5)           He also does this in the waters of Holy Baptism. When Christ washes us in water combined with His Word, He forgives all our sins and washes the guilt of our sin from us. He bathes us in waters that run blood red. But this water also signifies drowning as St. Peter reminds us in the third chapter of his first epistle. Dr. Luther teaches us this in the Small Catechism when he asks, What does such baptizing with water imply? It implies that the Old Adam in us should by daily contrition and repentance be drowned and die with all sins and evil desires, and that a new man, in turn, should daily emerge and arise to live before God in righteousness and purity forever. God drowns us in Holy Baptism. He suffocates the sinful nature and kills it there, breaking its power over us. He also makes us alive in those waters, not figuratively, for Christ never gives figurative gifts but real gifts. The promises Christ bestows on us at Holy Baptism create us anew as the New Man with faith in our hearts that begin to fear, love, and trust in God above all things. This New Man begins to fulfill the commandments from the heart because his heart has been made new. This new man wages war against the Old Adam, who, though dead, continually tries to climb out of that water to suppress and subdue the new.
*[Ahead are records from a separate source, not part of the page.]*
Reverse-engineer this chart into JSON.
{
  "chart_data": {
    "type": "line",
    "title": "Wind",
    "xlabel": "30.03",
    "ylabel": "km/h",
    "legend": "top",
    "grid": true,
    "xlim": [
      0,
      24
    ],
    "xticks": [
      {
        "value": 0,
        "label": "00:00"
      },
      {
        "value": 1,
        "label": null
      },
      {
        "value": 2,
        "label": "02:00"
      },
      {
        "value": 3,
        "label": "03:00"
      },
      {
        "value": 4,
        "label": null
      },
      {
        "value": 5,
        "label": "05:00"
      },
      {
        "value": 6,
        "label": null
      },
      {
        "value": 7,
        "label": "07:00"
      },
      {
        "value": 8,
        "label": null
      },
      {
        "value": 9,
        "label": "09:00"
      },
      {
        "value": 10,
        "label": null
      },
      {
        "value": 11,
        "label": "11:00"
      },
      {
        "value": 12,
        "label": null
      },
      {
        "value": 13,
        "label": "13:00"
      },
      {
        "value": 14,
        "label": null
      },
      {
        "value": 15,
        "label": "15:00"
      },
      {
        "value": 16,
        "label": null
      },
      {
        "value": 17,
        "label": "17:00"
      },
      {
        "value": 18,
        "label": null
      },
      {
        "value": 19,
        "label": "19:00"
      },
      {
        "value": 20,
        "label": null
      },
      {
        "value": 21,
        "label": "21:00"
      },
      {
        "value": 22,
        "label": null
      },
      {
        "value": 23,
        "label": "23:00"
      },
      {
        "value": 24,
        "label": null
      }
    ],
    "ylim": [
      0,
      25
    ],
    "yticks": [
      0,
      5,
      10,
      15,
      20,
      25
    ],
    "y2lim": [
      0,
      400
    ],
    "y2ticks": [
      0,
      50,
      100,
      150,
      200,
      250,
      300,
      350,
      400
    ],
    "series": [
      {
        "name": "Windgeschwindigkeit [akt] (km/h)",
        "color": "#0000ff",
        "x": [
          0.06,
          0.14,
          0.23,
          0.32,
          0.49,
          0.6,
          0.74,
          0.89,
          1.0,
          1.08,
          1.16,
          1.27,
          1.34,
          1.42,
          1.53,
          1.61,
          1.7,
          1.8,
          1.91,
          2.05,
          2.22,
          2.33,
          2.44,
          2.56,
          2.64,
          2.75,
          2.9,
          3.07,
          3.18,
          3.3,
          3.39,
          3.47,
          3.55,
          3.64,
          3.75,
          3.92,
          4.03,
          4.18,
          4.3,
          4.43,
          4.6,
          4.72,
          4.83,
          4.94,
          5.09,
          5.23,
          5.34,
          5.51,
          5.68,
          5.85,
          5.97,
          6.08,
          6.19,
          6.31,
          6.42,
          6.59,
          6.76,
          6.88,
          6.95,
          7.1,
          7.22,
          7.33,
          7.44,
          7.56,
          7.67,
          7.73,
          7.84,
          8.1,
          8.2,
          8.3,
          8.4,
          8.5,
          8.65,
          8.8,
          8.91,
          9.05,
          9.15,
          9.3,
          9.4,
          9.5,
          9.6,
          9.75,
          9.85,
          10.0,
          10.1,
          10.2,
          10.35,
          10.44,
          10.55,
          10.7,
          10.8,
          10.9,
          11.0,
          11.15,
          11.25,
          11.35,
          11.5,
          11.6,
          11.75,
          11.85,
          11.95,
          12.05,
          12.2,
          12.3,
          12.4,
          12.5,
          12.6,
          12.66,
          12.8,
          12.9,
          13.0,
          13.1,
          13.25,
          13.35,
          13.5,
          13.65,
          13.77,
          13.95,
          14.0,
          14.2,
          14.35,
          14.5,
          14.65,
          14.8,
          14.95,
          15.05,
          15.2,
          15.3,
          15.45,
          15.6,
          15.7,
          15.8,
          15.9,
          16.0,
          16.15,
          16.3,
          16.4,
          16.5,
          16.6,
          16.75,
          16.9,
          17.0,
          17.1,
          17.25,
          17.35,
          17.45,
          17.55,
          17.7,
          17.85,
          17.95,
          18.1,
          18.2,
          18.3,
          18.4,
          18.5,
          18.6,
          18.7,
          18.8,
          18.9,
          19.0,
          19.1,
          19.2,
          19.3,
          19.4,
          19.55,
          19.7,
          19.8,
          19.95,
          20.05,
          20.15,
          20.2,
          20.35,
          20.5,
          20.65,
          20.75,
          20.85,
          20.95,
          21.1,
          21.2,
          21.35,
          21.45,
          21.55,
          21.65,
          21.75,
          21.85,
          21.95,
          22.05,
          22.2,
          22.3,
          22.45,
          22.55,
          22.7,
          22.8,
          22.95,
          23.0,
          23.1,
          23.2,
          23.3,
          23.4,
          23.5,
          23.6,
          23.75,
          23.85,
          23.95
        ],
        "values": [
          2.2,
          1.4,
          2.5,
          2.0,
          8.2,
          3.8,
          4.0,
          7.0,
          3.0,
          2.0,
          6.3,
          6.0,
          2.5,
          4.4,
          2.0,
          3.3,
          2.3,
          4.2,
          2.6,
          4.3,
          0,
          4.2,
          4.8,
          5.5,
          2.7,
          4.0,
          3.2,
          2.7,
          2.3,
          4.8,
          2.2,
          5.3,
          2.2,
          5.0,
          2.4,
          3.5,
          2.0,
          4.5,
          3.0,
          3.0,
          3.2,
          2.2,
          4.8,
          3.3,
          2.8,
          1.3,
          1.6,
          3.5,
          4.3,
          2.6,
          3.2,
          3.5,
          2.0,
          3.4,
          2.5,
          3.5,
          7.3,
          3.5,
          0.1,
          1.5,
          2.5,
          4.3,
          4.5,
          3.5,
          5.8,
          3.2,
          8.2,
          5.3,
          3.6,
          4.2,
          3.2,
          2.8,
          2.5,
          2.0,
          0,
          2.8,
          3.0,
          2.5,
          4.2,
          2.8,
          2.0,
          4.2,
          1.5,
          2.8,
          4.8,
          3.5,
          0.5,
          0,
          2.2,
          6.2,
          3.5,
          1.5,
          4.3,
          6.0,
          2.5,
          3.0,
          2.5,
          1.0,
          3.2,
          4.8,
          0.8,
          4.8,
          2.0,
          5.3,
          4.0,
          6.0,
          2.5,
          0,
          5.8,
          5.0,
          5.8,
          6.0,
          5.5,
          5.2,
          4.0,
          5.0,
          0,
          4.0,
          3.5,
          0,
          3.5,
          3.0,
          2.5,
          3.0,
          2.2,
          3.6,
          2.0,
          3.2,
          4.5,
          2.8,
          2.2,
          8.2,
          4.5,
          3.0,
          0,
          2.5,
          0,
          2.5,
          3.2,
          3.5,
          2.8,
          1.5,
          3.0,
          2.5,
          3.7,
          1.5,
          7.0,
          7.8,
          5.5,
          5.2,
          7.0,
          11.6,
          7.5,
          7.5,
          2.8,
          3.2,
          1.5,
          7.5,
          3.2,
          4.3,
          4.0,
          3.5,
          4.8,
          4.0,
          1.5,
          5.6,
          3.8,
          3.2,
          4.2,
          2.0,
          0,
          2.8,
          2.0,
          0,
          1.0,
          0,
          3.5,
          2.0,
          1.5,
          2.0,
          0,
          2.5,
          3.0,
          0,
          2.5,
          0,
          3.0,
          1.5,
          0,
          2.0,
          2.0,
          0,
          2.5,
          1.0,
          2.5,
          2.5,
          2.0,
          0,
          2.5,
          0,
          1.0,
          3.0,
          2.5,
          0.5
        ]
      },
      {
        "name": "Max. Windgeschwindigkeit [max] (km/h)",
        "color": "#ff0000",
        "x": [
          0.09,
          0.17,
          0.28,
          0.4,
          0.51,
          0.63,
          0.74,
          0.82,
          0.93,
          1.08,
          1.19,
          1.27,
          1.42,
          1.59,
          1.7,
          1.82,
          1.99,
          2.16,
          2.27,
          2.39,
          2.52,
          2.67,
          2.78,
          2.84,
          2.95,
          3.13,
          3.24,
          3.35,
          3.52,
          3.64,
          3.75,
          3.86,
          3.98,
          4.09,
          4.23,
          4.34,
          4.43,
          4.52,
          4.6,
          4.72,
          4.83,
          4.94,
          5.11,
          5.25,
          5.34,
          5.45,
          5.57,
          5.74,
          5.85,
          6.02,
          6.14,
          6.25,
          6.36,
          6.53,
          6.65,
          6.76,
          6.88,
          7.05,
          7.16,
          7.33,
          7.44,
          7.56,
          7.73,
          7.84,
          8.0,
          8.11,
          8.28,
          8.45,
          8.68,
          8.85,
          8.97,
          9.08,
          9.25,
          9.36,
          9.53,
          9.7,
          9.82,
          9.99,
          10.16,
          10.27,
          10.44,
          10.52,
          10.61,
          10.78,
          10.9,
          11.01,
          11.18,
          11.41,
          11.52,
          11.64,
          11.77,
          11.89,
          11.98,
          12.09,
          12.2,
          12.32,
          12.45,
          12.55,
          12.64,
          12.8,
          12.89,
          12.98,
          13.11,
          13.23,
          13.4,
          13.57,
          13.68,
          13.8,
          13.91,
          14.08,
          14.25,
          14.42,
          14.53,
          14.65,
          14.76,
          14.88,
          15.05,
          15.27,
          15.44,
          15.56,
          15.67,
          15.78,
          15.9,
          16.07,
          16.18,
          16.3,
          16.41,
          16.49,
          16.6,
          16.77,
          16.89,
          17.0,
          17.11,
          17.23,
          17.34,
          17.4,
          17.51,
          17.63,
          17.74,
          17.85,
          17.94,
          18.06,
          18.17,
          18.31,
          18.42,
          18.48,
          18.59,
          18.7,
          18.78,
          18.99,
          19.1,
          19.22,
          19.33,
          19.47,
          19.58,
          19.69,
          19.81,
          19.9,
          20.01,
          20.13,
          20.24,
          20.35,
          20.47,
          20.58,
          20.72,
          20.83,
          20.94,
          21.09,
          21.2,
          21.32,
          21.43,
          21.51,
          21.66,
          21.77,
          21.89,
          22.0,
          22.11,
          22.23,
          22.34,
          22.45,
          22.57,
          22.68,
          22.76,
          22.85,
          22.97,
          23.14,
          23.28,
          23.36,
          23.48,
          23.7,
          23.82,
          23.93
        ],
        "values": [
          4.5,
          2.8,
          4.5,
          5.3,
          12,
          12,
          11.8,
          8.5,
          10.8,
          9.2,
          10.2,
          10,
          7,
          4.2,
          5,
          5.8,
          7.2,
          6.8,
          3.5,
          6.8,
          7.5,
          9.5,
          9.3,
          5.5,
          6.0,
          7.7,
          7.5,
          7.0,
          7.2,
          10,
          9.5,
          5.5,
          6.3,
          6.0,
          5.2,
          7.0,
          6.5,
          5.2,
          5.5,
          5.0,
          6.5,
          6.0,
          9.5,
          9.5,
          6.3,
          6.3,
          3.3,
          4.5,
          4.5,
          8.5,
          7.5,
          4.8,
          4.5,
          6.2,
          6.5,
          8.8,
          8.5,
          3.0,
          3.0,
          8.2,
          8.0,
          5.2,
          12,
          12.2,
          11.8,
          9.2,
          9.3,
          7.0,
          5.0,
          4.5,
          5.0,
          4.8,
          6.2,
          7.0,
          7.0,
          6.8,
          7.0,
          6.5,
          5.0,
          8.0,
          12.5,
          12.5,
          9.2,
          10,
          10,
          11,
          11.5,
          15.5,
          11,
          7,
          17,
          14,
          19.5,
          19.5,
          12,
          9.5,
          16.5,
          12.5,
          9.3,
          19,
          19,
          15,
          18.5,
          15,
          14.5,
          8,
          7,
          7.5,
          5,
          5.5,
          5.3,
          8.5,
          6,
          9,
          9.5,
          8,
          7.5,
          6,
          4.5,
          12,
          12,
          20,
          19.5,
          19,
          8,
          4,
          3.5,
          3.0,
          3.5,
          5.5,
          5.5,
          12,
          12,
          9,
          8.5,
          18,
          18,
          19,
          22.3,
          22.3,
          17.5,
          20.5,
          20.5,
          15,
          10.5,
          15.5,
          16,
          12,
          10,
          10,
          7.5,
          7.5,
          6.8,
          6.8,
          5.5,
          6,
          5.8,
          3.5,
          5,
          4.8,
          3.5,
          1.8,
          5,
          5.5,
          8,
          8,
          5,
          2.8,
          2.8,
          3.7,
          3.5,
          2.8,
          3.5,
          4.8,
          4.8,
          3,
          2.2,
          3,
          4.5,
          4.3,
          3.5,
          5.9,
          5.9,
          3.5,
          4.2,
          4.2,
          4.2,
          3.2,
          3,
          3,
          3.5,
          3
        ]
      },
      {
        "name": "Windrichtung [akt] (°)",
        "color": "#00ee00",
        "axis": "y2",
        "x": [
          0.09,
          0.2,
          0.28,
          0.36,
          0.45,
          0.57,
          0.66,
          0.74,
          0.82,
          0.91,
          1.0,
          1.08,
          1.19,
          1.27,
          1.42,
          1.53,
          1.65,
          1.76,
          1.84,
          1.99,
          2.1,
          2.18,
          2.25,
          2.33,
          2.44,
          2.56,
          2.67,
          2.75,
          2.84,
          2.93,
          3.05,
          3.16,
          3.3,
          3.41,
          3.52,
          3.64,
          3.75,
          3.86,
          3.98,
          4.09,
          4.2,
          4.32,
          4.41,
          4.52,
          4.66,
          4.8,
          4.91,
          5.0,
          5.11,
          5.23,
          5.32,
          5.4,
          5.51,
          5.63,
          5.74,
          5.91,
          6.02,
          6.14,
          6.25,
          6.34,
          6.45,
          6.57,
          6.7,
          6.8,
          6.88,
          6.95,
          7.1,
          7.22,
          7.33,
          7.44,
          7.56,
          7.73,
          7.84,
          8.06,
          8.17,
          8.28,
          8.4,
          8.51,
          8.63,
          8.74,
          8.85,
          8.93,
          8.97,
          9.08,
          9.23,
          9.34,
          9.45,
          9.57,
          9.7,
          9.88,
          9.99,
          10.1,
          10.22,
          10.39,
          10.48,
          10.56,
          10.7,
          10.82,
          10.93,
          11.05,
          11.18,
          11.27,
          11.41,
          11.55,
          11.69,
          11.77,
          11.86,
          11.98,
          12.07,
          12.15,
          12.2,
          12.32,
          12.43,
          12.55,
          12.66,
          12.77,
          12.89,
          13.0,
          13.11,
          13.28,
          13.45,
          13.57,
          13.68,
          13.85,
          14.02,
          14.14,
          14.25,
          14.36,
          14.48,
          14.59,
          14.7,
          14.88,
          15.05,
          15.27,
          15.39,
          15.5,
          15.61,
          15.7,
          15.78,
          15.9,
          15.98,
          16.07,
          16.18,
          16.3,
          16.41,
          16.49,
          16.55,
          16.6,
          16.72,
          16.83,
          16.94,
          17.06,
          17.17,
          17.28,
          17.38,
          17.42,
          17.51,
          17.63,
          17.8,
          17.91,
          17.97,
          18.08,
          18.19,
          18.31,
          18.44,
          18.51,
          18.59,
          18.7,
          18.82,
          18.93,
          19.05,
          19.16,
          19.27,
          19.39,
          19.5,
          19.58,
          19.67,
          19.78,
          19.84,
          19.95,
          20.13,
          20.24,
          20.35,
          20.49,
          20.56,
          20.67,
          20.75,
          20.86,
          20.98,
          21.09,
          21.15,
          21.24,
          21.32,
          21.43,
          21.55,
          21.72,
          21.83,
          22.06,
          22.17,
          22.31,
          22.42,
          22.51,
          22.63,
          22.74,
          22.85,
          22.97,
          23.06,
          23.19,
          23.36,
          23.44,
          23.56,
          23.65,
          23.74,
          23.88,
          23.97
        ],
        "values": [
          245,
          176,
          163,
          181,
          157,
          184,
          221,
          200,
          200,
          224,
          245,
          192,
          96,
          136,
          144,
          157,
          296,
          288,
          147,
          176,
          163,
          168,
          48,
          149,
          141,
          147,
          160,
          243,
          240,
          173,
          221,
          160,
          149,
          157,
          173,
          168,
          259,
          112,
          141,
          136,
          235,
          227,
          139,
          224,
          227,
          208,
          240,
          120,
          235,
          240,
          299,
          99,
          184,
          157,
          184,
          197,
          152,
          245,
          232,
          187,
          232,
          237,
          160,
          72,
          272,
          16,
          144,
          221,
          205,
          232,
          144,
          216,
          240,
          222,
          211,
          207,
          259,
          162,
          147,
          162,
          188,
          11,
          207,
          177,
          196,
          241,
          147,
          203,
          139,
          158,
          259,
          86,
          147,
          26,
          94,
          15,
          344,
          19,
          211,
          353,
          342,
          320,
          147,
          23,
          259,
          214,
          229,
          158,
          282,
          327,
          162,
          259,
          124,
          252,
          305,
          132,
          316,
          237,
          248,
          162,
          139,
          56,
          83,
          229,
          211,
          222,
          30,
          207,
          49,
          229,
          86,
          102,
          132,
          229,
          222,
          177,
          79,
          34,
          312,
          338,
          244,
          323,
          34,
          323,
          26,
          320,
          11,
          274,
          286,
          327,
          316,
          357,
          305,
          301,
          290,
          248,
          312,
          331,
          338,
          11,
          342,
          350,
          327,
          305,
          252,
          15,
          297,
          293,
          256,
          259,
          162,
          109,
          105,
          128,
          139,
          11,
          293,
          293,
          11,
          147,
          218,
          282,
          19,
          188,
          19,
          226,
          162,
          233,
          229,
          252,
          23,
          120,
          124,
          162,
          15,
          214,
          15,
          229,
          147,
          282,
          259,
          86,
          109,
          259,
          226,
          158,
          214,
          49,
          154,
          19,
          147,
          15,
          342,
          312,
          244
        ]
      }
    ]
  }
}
6)         That’s why Luther says that the Old Adam in us should by daily contrition and repentance be drowned and die with all sins and evil desires. Daily we repent of our sins, thereby drowning the old Adam which only wants to sin and reject God in unbelief. When we repent of our sins and believe the Gospel that God does not impute our sins to us, but instead credits us with Christ’s merits and righteousness, then the New Man arises to live before God in righteousness and purity.  God makes us alive through faith in Christ. The new man is patterned after our Lord Jesus. St. Paul says in Galatians 2:20, I have been crucified with Christ; it is no longer I who live, but Christ lives in me; and the life which I now live in the flesh I live by faith in the Son of God, who loved me and gave Himself for me. This is also what Paul is praying for the Ephesians in today’s appointed Epistle, that they be strengthened with might through His Spirit in the inner man, that Christ may dwell in your hearts through faith, so that they be rooted and grounded in love. (Ephesians 3:16-18) Paul prays the same for the entire church catholic, as do all faithful pastors, that Christ may dwell in your hearts not through feeling, not sight, not intuition, or experience, but by faith, and that you be strengthened in the inner man, that is the New Man with whom God has replaced the Old sinner Adam in all of us. The New Man, the inner man, who lives by faith and not works, trust in Christ’s merits rather than trust in his own merits, that man then does good works that are truly good because he has been made truly good.

7)         The Lord wounds and that often hurts. But it is supposed to hurt. God breaks our hearts of stone through His Law, showing us just how truly awful we really are. He does this out of love, so that He can work repentance in us daily. He does this so that He can preach to us the Gospel, that Christ has atoned for all our sins of thought, word, and deed, that Christ has atoned for all our sins done and sins because we left things undone. Christ lived perfectly under God’s law which condemns us continually so that the Holy Spirit can give that righteousness to all who hear the Gospel and believe. The broken sinner cries, Create in me a clean heart, O God. (Psalm 51:10) In the gospel that is just what God does in Christ Jesus our Lord. Do not despise His Law, neither neglect daily contrition nor sorrow over your sins. That is how your Lord Jesus is killing you so that He might raise you to new life, strengthening the inner man by His Gospel, and making you not into better people, but new people, not renovated sinners but baptized and justified children of God through faith in Christ Jesus. Amen.